Titone, a democrat who represents District 27, which includes parts of Jefferson County and Arvada, is Colorado's first openly transgender elected official and one of the first in the United States.
She spoke to about 100 people at the TRANSforming Gender Conference at the University of Colorado on Saturday and shared how she knocked on the storm door of a house, and the woman who answered was overjoyed because she had heard about Titone.
"'Oh my god, you're here! It's you at my door. Come in!'" Titone recalled the woman saying. "She knew who I was. She had a sibling who is trans. It meant a lot to me. We ended up staying too long. My campaign manager wasn't happy. But it was snowing outside and I needed hot tea."
The conference, according to organizers with CU's Center for Inclusion and Social Change, started after a CU professor made unkind remarks about transgender people 13 years ago. Organizers expect about 900 attendees — an all time high — including transgender and non-binary people and parents of non-gender conforming kids.
The weekend-long conference included talks on sex education, the terminology of different gender identities and a workshop for transgender and non-binary people regarding their inclusion in religious settings as well as sessions for non-trans people to be better allies. It continues on Sunday with more workshops and a 2 p.m. talk by author and journalist Meredith Talusan on trans story telling.
Titone believes she won in a heavily Republican district because no one thought a democrat could win. The former volunteer firefighter said public office seemed like a good fit, because she has always liked to help people.
She said that for the most part she doesn't experience a lot of nastiness related to her gender identity, at least not to her face.
"People wait for me to leave the room," she said. "There's also social media, because it has that anonymity to it."
She said she knew she was different from other children when she was about 7- or 8-years-old, and that for a long time, she kept her gender identity to herself and considered herself a "cross-dresser."

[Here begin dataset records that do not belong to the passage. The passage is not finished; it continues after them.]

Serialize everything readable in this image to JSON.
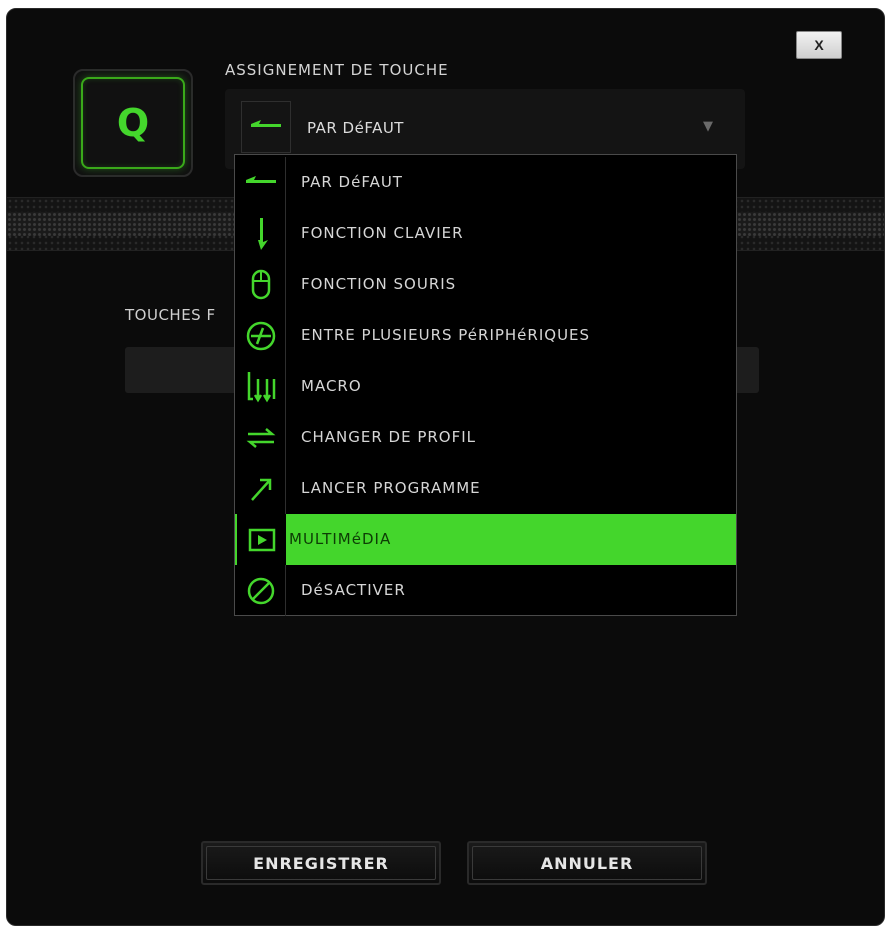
{
  "dialog": {
    "close_label": "X",
    "key_label": "Q",
    "section_title": "ASSIGNEMENT DE TOUCHE",
    "selected_value": "PAR DéFAUT",
    "caret": "▼",
    "touches_label": "TOUCHES F"
  },
  "dropdown": {
    "items": [
      {
        "label": "PAR DéFAUT",
        "icon": "default-arrow-icon"
      },
      {
        "label": "FONCTION CLAVIER",
        "icon": "keyboard-function-icon"
      },
      {
        "label": "FONCTION SOURIS",
        "icon": "mouse-icon"
      },
      {
        "label": "ENTRE PLUSIEURS PéRIPHéRIQUES",
        "icon": "inter-device-icon"
      },
      {
        "label": "MACRO",
        "icon": "macro-icon"
      },
      {
        "label": "CHANGER DE PROFIL",
        "icon": "switch-profile-icon"
      },
      {
        "label": "LANCER PROGRAMME",
        "icon": "launch-program-icon"
      },
      {
        "label": "MULTIMéDIA",
        "icon": "multimedia-icon",
        "active": true
      },
      {
        "label": "DéSACTIVER",
        "icon": "disable-icon"
      }
    ]
  },
  "buttons": {
    "save_label": "ENREGISTRER",
    "cancel_label": "ANNULER"
  },
  "colors": {
    "accent": "#44d62c",
    "background": "#0b0b0b"
  }
}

She first saw transgender women on "The Phil Donahue Show," a precursor to and less trashy version of "The Jerry Springer Show."
"They used to be male and now they were female but still in love with women," she said. "I was like 'whoa.' It didn't quite register, but it was intriguing to me. It stuck with me."
Answering a question from an audience member, Titone said she has focused on issues important to her constituents and hasn't introduced specific bills related to LGBTQ issues, although she will happily vote on and cosponsor them. She did this at the suggestion of Virginia politician Danica Roem , the nations first openly transgender person elected to a state legislature, who told her that doing so can come off self-serving.
"I'm trying to focus on the stuff people told me at the doors," she said, adding that she did not make her identity a huge part of her campaign.
Her desire is just to serve the people of House District 27, but some firsts are inevitable. Titone said that when she chairs the Committee of the House as a Whole on Monday, she will likely be the first transgender woman in United States history to do so. The committee is made up of the entire House of Representatives and convened for the purpose of debating bills that have come out of committee.
"How respectful they are to me, we will have to see what happens," she said. "If they call me 'Madam Chair' or something different, I will make sure to correct them if they make a mistake."